Indonesia’s request, designed to displace West Papua’s application, was for five Indonesian governors (of Papua, West Papua, North Maluku, South Maluku, Flores) to be given status as MSG Associate. These governors are not elected, but are pre-selected as candidates for election by LEMHANAS, a powerful institution directly answerable to the President and tasked to maintain the republic’s ‘territorial integrity’.

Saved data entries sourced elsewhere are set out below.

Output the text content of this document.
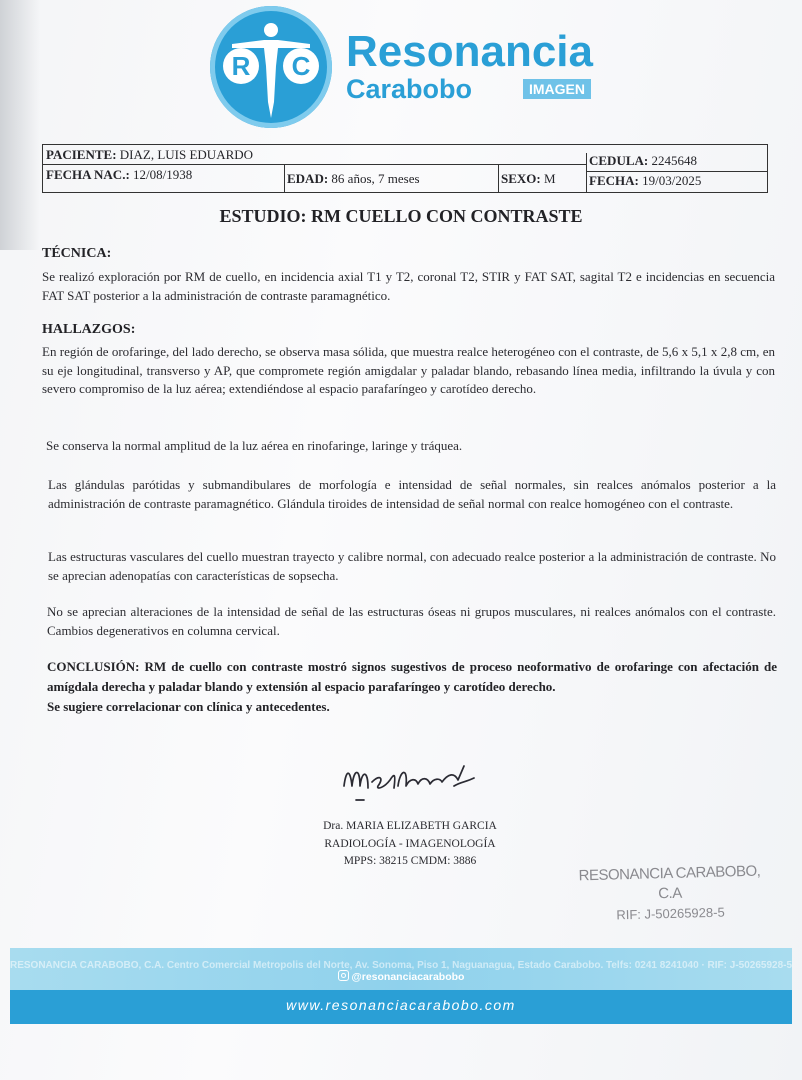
R	C Resonancia
Carabobo	IMAGEN
PACIENTE: DIAZ, LUIS EDUARDO	CEDULA: 2245648
FECHA NAC.: 12/08/1938	EDAD: 86 años, 7 meses	SEXO: M	FECHA: 19/03/2025
ESTUDIO: RM CUELLO CON CONTRASTE
TÉCNICA:
Se realizó exploración por RM de cuello, en incidencia axial T1 y T2, coronal T2, STIR y FAT SAT, sagital T2 e incidencias en secuencia FAT SAT posterior a la administración de contraste paramagnético.
HALLAZGOS:
En región de orofaringe, del lado derecho, se observa masa sólida, que muestra realce heterogéneo con el contraste, de 5,6 x 5,1 x 2,8 cm, en su eje longitudinal, transverso y AP, que compromete región amigdalar y paladar blando, rebasando línea media, infiltrando la úvula y con severo compromiso de la luz aérea; extendiéndose al espacio parafaríngeo y carotídeo derecho.
Se conserva la normal amplitud de la luz aérea en rinofaringe, laringe y tráquea.
Las glándulas parótidas y submandibulares de morfología e intensidad de señal normales, sin realces anómalos posterior a la administración de contraste paramagnético. Glándula tiroides de intensidad de señal normal con realce homogéneo con el contraste.
Las estructuras vasculares del cuello muestran trayecto y calibre normal, con adecuado realce posterior a la administración de contraste. No se aprecian adenopatías con características de sopsecha.
No se aprecian alteraciones de la intensidad de señal de las estructuras óseas ni grupos musculares, ni realces anómalos con el contraste. Cambios degenerativos en columna cervical.
CONCLUSIÓN: RM de cuello con contraste mostró signos sugestivos de proceso neoformativo de orofaringe con afectación de amígdala derecha y paladar blando y extensión al espacio parafaríngeo y carotídeo derecho.
Se sugiere correlacionar con clínica y antecedentes.
Dra. MARIA ELIZABETH GARCIA
RADIOLOGÍA - IMAGENOLOGÍA
MPPS: 38215 CMDM: 3886
RESONANCIA CARABOBO, C.A
RIF: J-50265928-5
RESONANCIA CARABOBO, C.A. Centro Comercial Metropolis del Norte, Av. Sonoma, Piso 1, Naguanagua, Estado Carabobo. Telfs: 0241 8241040 · RIF: J-50265928-5
@resonanciacarabobo
www.resonanciacarabobo.com
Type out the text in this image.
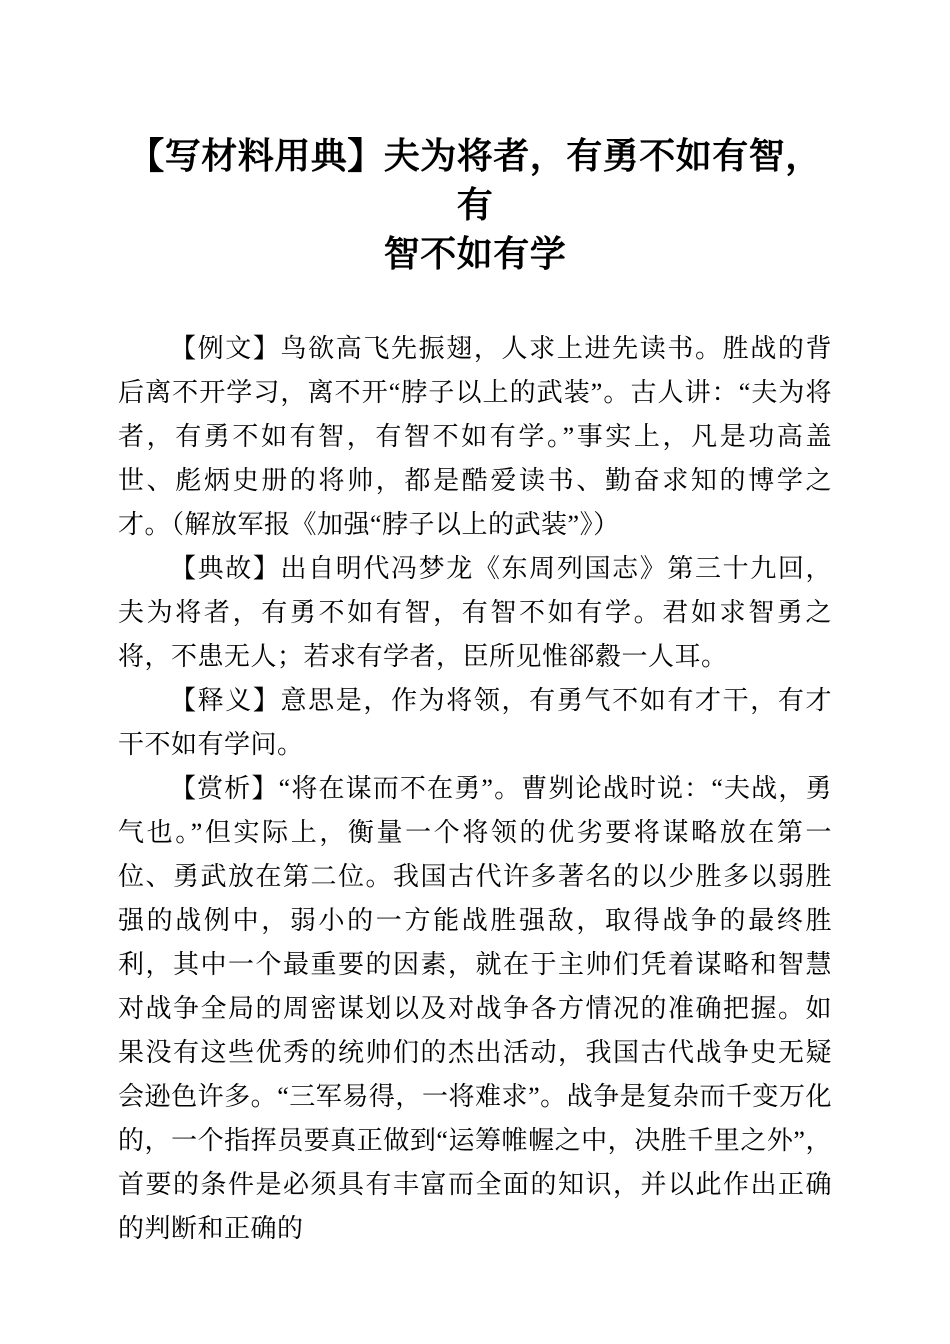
【写材料用典】夫为将者，有勇不如有智，有
智不如有学

【例文】鸟欲高飞先振翅，人求上进先读书。胜战的背后离不开学习，离不开“脖子以上的武装”。古人讲：“夫为将者，有勇不如有智，有智不如有学。”事实上，凡是功高盖世、彪炳史册的将帅，都是酷爱读书、勤奋求知的博学之才。（解放军报《加强“脖子以上的武装”》）

【典故】出自明代冯梦龙《东周列国志》第三十九回，夫为将者，有勇不如有智，有智不如有学。君如求智勇之将，不患无人；若求有学者，臣所见惟郤縠一人耳。

【释义】意思是，作为将领，有勇气不如有才干，有才干不如有学问。

【赏析】“将在谋而不在勇”。曹刿论战时说：“夫战，勇气也。”但实际上，衡量一个将领的优劣要将谋略放在第一位、勇武放在第二位。我国古代许多著名的以少胜多以弱胜强的战例中，弱小的一方能战胜强敌，取得战争的最终胜利，其中一个最重要的因素，就在于主帅们凭着谋略和智慧对战争全局的周密谋划以及对战争各方情况的准确把握。如果没有这些优秀的统帅们的杰出活动，我国古代战争史无疑会逊色许多。“三军易得，一将难求”。战争是复杂而千变万化的，一个指挥员要真正做到“运筹帷幄之中，决胜千里之外”，首要的条件是必须具有丰富而全面的知识，并以此作出正确的判断和正确的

Indonesia has never recognized any of its indigenous peoples. The republic adopted the UN Declaration on the Rights of Indigenous Peoples in 2007, but refuses to ratify it. On 5 September 2012, RI Foreign Affairs Minister Marty Natalegawa told the UN Human Rights Council that Indonesia does not recognise ‘indigenous people’ as defined in the UN Declaration! Unsurprisingly, the two West Papuan governors refused to attend the MSG Summit in Honiara.

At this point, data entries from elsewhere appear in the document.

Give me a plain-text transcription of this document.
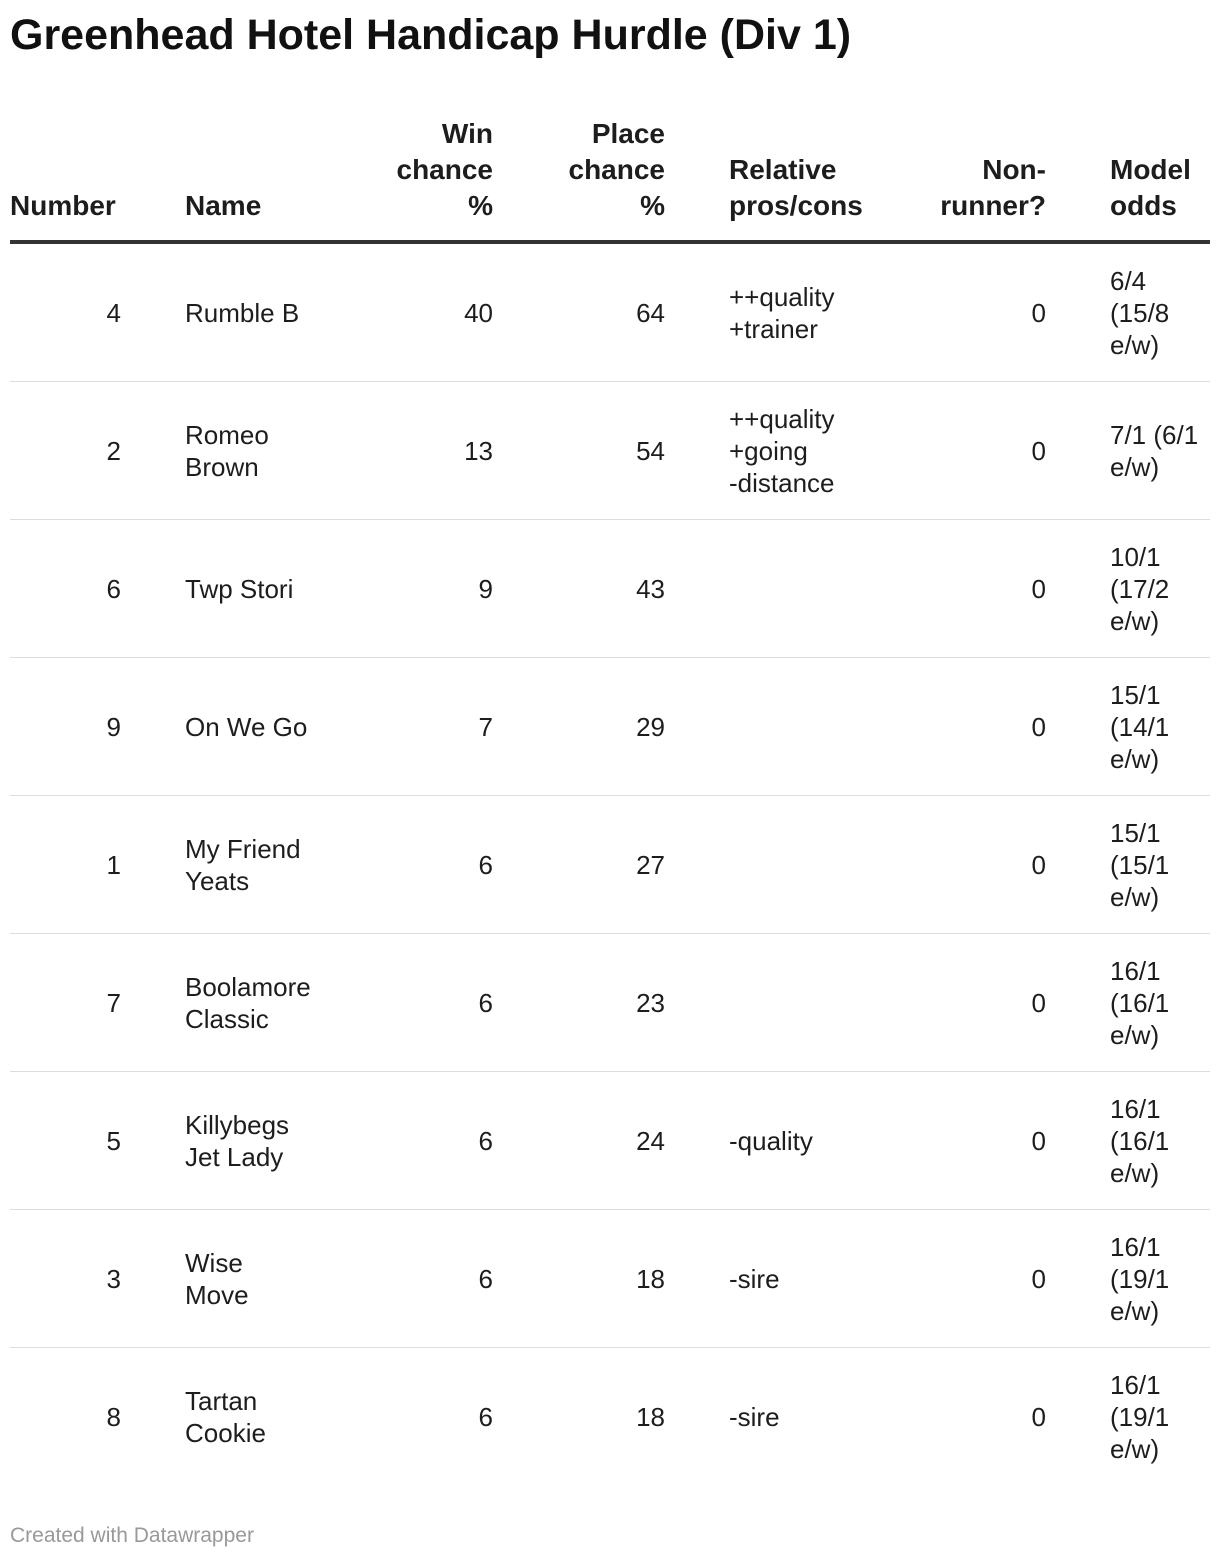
Greenhead Hotel Handicap Hurdle (Div 1)
Number		Name		Win
chance
%		Place
chance
%		Relative
pros/cons		Non-
runner?		Model
odds
4		Rumble B		40		64		++quality
+trainer		0		6/4
(15/8
e/w)
2		Romeo
Brown		13		54		++quality
+going
-distance		0		7/1 (6/1
e/w)
6		Twp Stori		9		43				0		10/1
(17/2
e/w)
9		On We Go		7		29				0		15/1
(14/1
e/w)
1		My Friend
Yeats		6		27				0		15/1
(15/1
e/w)
7		Boolamore
Classic		6		23				0		16/1
(16/1
e/w)
5		Killybegs
Jet Lady		6		24		-quality		0		16/1
(16/1
e/w)
3		Wise
Move		6		18		-sire		0		16/1
(19/1
e/w)
8		Tartan
Cookie		6		18		-sire		0		16/1
(19/1
e/w)
Created with Datawrapper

Indonesia’s campaign to displace West Papua’s application included high-level diplomacy visits to Port Moresby, Suva, and Honiara; $us20,000,000 for MSG projects; and a huge delegation at the MSG Summit in Honiara.

Many Melanesians believe PNG and Fiji’s rejection of West Papua’s application betrayed the MSG founding principles to ‘defend and promote independence as the inalienable right of the indigenous peoples of Melanesia’ and ‘contribute to a peaceful, secure, stable, democratic environment throughout Melanesia’.

With PNG and Fiji supporting Indonesia’s quest for MSG associate status, and Vanuatu and the Kanaky (FLNKS) supporting West Papua’s application for full membership, the Solomon Islands shepherded a compromise, for West Papua to become an ‘Observer’.

People throughout the Melanesian world were horrified by the fragility of their political leaders in the face of Indonesian threats and bribes. In Honiara, during Mass at St Barnabas Anglican Cathedral (radio-broadcast throughout the Solomon Islands), Bishop Alfred Karibongi announced three days of Pray-and-Fasting (23-25 June 2015) for West Papua to be adopted as a full member of the Melanesian Spearhead Group.  There were also special prayer vigils at Holy Cross Catholic Church in Honiara, and a Candleight Vigil in Holy Trinity Anglican Cathedral in Suva (Fiji) on 22 June 2015.